Bir de “ efendimiz” var, biz adılı ile çekilen, işte orası zurnanın zırt dediği yer. Eskiden kullanılan, çağdaş insana, bireye yakışmayan padişahlık devrinin bu sözü, geri gelmiş, günlük yaşamımıza çoktan girmiş meğerse...

Durduk yerde nasıl mı takıldım “Efendi”ye?

“Bakar kör” deyiminin (baktığı halde, gözünün önündekini görmeyen, boş boş bakan) yazılışını kontrol ediyordum, her iki sözün de birleşince anlamı değişmiyordu, demek ki ayrı yazılacaktı, yine de emin olmak için sözlüğe baktım. Çoğu kez deyimlerin yazılışında ikileme düşersem, sözü, yazım klavuzundan değil, “Deyimler atasözleri” sözlüğünden ararım. Anlamları kolaydır deyimlerin, yaşamdan alındığı için kendiliğinden bilinir, yazılışı karıştırılabilir.

Sorumun yanıtı şöyle geldi:

“kör Allaha nasıl bakarsa Allah da köre öyle bakar
kişi efendisine karşı bir nankörlük ederse o da onu korumaz.
Atasözü”


Önce inanamadım yanıta. Şakadır dedim, bu ne? Yok, bakar kör yazınca tek yanıt geliyor, o da bu, inanılmaz.

Yanıtı veren Türk Dil Kurumu. Yanıt ise sanırsınız diyanetten geldi. İlk tümce korkutucu, acımasız bir tanım, anlamsız, saçma.
Bakar körden Allah’a, dine imana nasıl ulaştılar, anlaşılır gibi değil. Kör Allaha nasıl bakarsaymış, Allah da ona öyle bakarmış. “Yani, kör, zaten vurgunu yemiş, gözleri görmüyor, yaradana isyan etse neden körüm diye veya dindar değilse, dini, vicdanıyla kendi arasındaysa, yaradan da ona kör olacak, ona yardım etmeyecek. İbadet ettiğini gösterirse, görülecek, dileği olacak.” Başka bir anlamı var mı bu açıklamanın? “Ada bana, adayayım sana.” deseler, “El eli yuyarsa, göz de gözü yuyar.” sözünü örnek verseler, bir derece; yolsuzluğu, rüşveti öven olumsuz atasözlerimizden bunlar ama hiç değilse işe dincilik katılmıyor.

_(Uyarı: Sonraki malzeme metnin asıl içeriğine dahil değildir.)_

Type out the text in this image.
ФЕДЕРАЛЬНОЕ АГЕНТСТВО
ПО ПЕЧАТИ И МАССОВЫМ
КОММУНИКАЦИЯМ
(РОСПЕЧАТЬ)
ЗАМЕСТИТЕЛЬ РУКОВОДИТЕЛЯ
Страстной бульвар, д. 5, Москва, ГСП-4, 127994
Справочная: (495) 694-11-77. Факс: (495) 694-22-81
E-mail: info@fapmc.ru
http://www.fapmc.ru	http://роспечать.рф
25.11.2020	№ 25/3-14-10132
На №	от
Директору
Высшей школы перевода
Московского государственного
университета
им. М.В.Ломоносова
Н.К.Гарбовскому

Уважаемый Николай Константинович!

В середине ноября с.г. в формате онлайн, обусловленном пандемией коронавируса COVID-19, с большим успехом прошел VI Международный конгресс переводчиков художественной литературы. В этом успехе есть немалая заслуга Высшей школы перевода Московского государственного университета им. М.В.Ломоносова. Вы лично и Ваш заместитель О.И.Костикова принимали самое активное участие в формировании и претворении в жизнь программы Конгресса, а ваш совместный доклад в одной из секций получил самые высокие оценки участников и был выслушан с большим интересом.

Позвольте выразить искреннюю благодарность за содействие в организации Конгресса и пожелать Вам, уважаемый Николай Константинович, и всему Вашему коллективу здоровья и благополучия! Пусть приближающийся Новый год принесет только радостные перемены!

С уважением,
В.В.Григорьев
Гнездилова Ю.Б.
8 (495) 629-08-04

TDK kimlerin elindedir? Kurumun adını Türk Din Kurumu’na çevirseler daha iyi olacak, belgelikleri bunun belgesi zaten. 16 Nisan’da halk oylamasının yıldönümünde belgeliklerinden duyurdular: "Sincan İmam Hatip Okulu misafirimiz. “ diye. Ankara’da o kadar köklü okul var, o kadar lise, üniversite... Ziyaretlerine, “bu özel günde,” Cumhuriyet yönetiminin değiştirildiği, başkanlık sisteminin tartışılmalı bir şekilde oylandığı seçim gününün birinci yıldönümünde, 28 Şubat’ın (1997) simge olayı tankların yürütüldüğü Sincan’dan bir okul, hem de bir İmam Hatip okulu geliyor, belgeliğe de yazılıyor. Bakın hâlâ orada duruyor. Niye? Kimden öcünüzü alıyorsunuz, siz yalnızca bir dil kurumu değil misiniz?

Tanımın ikinci bölümü daha da beter. Hangi devri anlatıyorlar burada? Araplardaki cahiliye dönemini mi, kölelik dönemini mi, insanların padişahlara kul olduları dönemi mi?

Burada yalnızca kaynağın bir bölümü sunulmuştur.